Monday, August 22, 2005

And I wouldn't say no to something sweet

Yesterday I started reading Extremely Loud and Incredibly Close (which I keep wanting to call Incredibly Loud and Incredibly Close...except once I hit the second Incredibly I know something went wrong). A couple of points:

1. I like the cover. Covers are important, even though blah blah we're not supposed to judge. Lest we be judged?

2. I don't know how to pronounce his name and it bugs me.

3. At my library, employees receive all their holds in their inboxes. Unlike ordinary mortals, we don't have to check our accounts or the main hold shelf to know we have something in.

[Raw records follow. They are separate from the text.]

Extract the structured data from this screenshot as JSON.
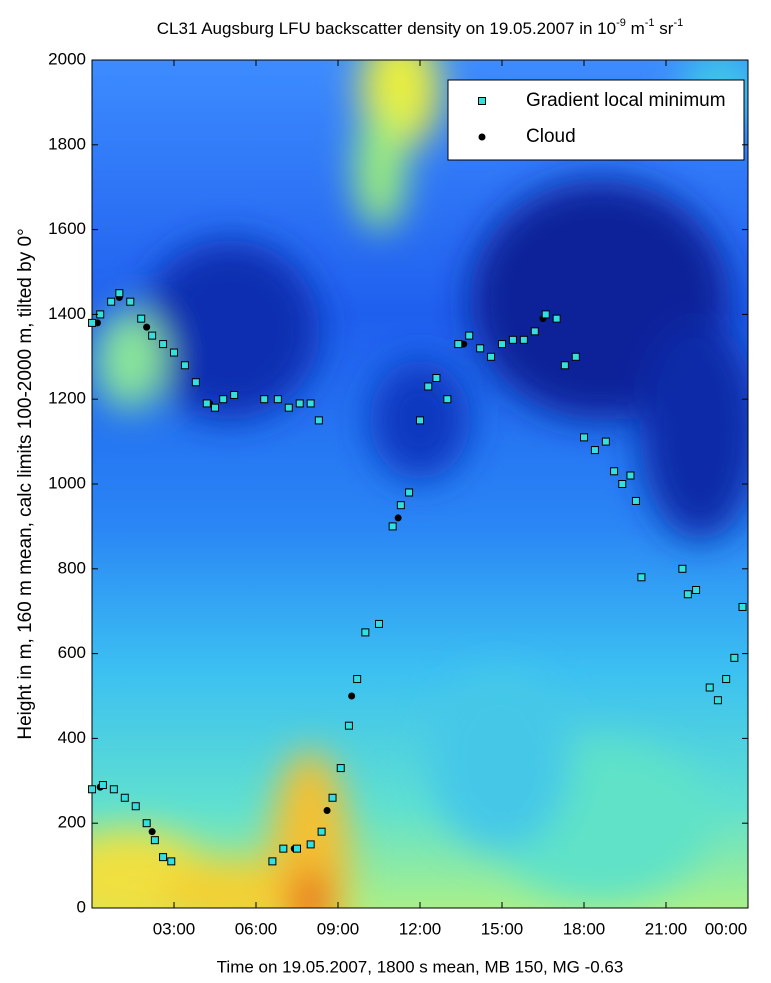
{
  "chart_data": {
    "type": "scatter",
    "title": [
      "CL31 Augsburg LFU backscatter density on 19.05.2007 in 10",
      "-9",
      " m",
      "-1",
      " sr",
      "-1"
    ],
    "x_label": "Time on 19.05.2007, 1800 s mean, MB 150, MG -0.63",
    "y_label": "Height in m, 160 m mean, calc limits 100-2000 m, tilted by 0°",
    "xlim": [
      0,
      24
    ],
    "ylim": [
      0,
      2000
    ],
    "xticks": [
      {
        "value": 3,
        "label": "03:00"
      },
      {
        "value": 6,
        "label": "06:00"
      },
      {
        "value": 9,
        "label": "09:00"
      },
      {
        "value": 12,
        "label": "12:00"
      },
      {
        "value": 15,
        "label": "15:00"
      },
      {
        "value": 18,
        "label": "18:00"
      },
      {
        "value": 21,
        "label": "21:00"
      },
      {
        "value": 24,
        "label": "00:00"
      }
    ],
    "yticks": [
      0,
      200,
      400,
      600,
      800,
      1000,
      1200,
      1400,
      1600,
      1800,
      2000
    ],
    "legend": "upper right",
    "series": [
      {
        "name": "Gradient local minimum",
        "color": "#33e0e0",
        "marker": "square",
        "x": [
          0.0,
          0.3,
          0.7,
          1.0,
          1.4,
          1.8,
          2.2,
          2.6,
          3.0,
          3.4,
          3.8,
          4.2,
          4.5,
          4.8,
          5.2,
          6.3,
          6.8,
          7.2,
          7.6,
          8.0,
          8.3,
          0.0,
          0.4,
          0.8,
          1.2,
          1.6,
          2.0,
          2.3,
          2.6,
          2.9,
          6.6,
          7.0,
          7.5,
          8.0,
          8.4,
          8.8,
          9.1,
          9.4,
          9.7,
          10.0,
          10.5,
          11.0,
          11.3,
          11.6,
          12.0,
          12.3,
          12.6,
          13.0,
          13.4,
          13.8,
          14.2,
          14.6,
          15.0,
          15.4,
          15.8,
          16.2,
          16.6,
          17.0,
          17.3,
          17.7,
          18.0,
          18.4,
          18.8,
          19.1,
          19.4,
          19.7,
          19.9,
          20.1,
          21.6,
          21.8,
          22.1,
          22.6,
          22.9,
          23.2,
          23.5,
          23.8
        ],
        "values": [
          1380,
          1400,
          1430,
          1450,
          1430,
          1390,
          1350,
          1330,
          1310,
          1280,
          1240,
          1190,
          1180,
          1200,
          1210,
          1200,
          1200,
          1180,
          1190,
          1190,
          1150,
          280,
          290,
          280,
          260,
          240,
          200,
          160,
          120,
          110,
          110,
          140,
          140,
          150,
          180,
          260,
          330,
          430,
          540,
          650,
          670,
          900,
          950,
          980,
          1150,
          1230,
          1250,
          1200,
          1330,
          1350,
          1320,
          1300,
          1330,
          1340,
          1340,
          1360,
          1400,
          1390,
          1280,
          1300,
          1110,
          1080,
          1100,
          1030,
          1000,
          1020,
          960,
          780,
          800,
          740,
          750,
          520,
          490,
          540,
          590,
          710
        ]
      },
      {
        "name": "Cloud",
        "color": "#000000",
        "marker": "circle",
        "x": [
          0.2,
          1.0,
          2.0,
          3.0,
          4.3,
          0.3,
          1.2,
          2.2,
          7.4,
          8.6,
          9.5,
          11.2,
          13.6,
          16.5
        ],
        "values": [
          1380,
          1440,
          1370,
          1310,
          1190,
          285,
          260,
          180,
          140,
          230,
          500,
          920,
          1330,
          1390
        ]
      }
    ]
  }
}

It simply waits for us to show up for work, like a gift in our box. I love this. Except if I order something and it has an obnoxious cover that I'm ashamed to have coworkers see in my box. The upside is when a coworker recognizes a title and puts a sticky note on the book, like this: "Jess- I LOVED this book. Tell me when you're done. -J" She even dated the note. What a perfect way to start a book!

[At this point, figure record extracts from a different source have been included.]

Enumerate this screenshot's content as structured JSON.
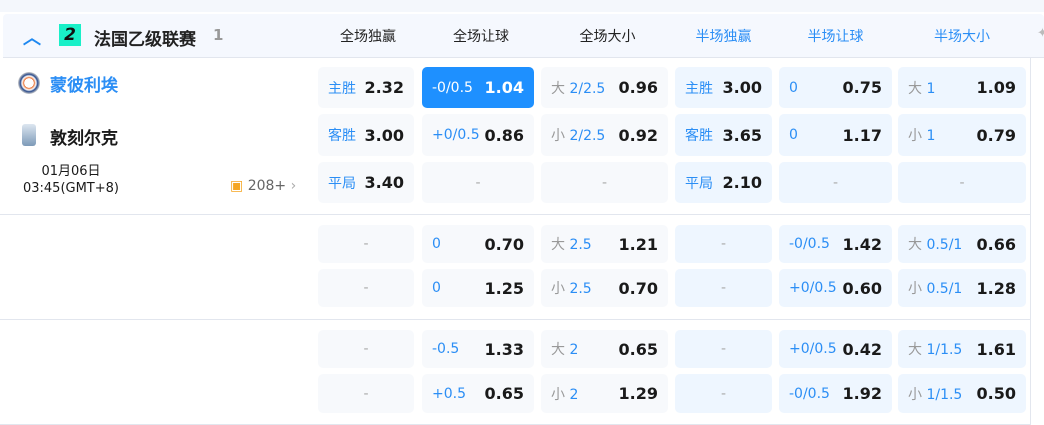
{
  "league": {
    "name": "法国乙级联赛",
    "count": "1",
    "logo_text": "2"
  },
  "columns": [
    "全场独赢",
    "全场让球",
    "全场大小",
    "半场独赢",
    "半场让球",
    "半场大小"
  ],
  "match": {
    "home": "蒙彼利埃",
    "away": "敦刻尔克",
    "date": "01月06日",
    "time": "03:45(GMT+8)",
    "more": "208+"
  },
  "rows": [
    [
      [
        "主胜",
        "",
        "2.32"
      ],
      [
        "-0/0.5",
        "",
        "1.04"
      ],
      [
        "大",
        "2/2.5",
        "0.96"
      ],
      [
        "主胜",
        "",
        "3.00"
      ],
      [
        "0",
        "",
        "0.75"
      ],
      [
        "大",
        "1",
        "1.09"
      ]
    ],
    [
      [
        "客胜",
        "",
        "3.00"
      ],
      [
        "+0/0.5",
        "",
        "0.86"
      ],
      [
        "小",
        "2/2.5",
        "0.92"
      ],
      [
        "客胜",
        "",
        "3.65"
      ],
      [
        "0",
        "",
        "1.17"
      ],
      [
        "小",
        "1",
        "0.79"
      ]
    ],
    [
      [
        "平局",
        "",
        "3.40"
      ],
      [
        "-"
      ],
      [
        "-"
      ],
      [
        "平局",
        "",
        "2.10"
      ],
      [
        "-"
      ],
      [
        "-"
      ]
    ],
    [
      [
        "-"
      ],
      [
        "0",
        "",
        "0.70"
      ],
      [
        "大",
        "2.5",
        "1.21"
      ],
      [
        "-"
      ],
      [
        "-0/0.5",
        "",
        "1.42"
      ],
      [
        "大",
        "0.5/1",
        "0.66"
      ]
    ],
    [
      [
        "-"
      ],
      [
        "0",
        "",
        "1.25"
      ],
      [
        "小",
        "2.5",
        "0.70"
      ],
      [
        "-"
      ],
      [
        "+0/0.5",
        "",
        "0.60"
      ],
      [
        "小",
        "0.5/1",
        "1.28"
      ]
    ],
    [
      [
        "-"
      ],
      [
        "-0.5",
        "",
        "1.33"
      ],
      [
        "大",
        "2",
        "0.65"
      ],
      [
        "-"
      ],
      [
        "+0/0.5",
        "",
        "0.42"
      ],
      [
        "大",
        "1/1.5",
        "1.61"
      ]
    ],
    [
      [
        "-"
      ],
      [
        "+0.5",
        "",
        "0.65"
      ],
      [
        "小",
        "2",
        "1.29"
      ],
      [
        "-"
      ],
      [
        "-0/0.5",
        "",
        "1.92"
      ],
      [
        "小",
        "1/1.5",
        "0.50"
      ]
    ]
  ],
  "selected": {
    "row": 0,
    "col": 1
  },
  "colors": {
    "accent": "#1e90ff",
    "league_logo": "#19f0c8"
  }
}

4. I keep loving sentences or phrases and want to write them down, except the book just pulls me along and suddenly I find myself pages later with no idea where the sentence is anymore.

5. I just found one: when Oskar finds the vase, and stands on his Collected Shakespeare to reach it, but falls, and his mother doesn't hear him because she's busy laughing with a friend and "cracking up too much," Oskar says he, "zipped myself all the way into the sleeping bag of myself, not because I was hurt, and not because I had broken something, but because they were cracking up" (page 37, for those who care). What an idea. One of those metaphors that you instantly recognize even though you would never come up with the same description yourself.

6. Which I think it was makes me fall in love with books. When I recognize some part of myself, or my experience, or the world I live in. Not the big, general world, the blue ball in space, but the world that I actually live in. The tiny details. Seeing them in print gives them collective weight.

7. And yes, the heavyhandedness grates on my nerves a little. It's so much, this book.

I'm not writing enough. I don't like myself when I don't write enough.

I'm trying to figure out what twenty-four feels like. So far it tastes like oatmeal and coffee and looks like a clean room.

1 Comments:

Blogger BabelBabe said...

i think the Foer is pronounced Fur. I think.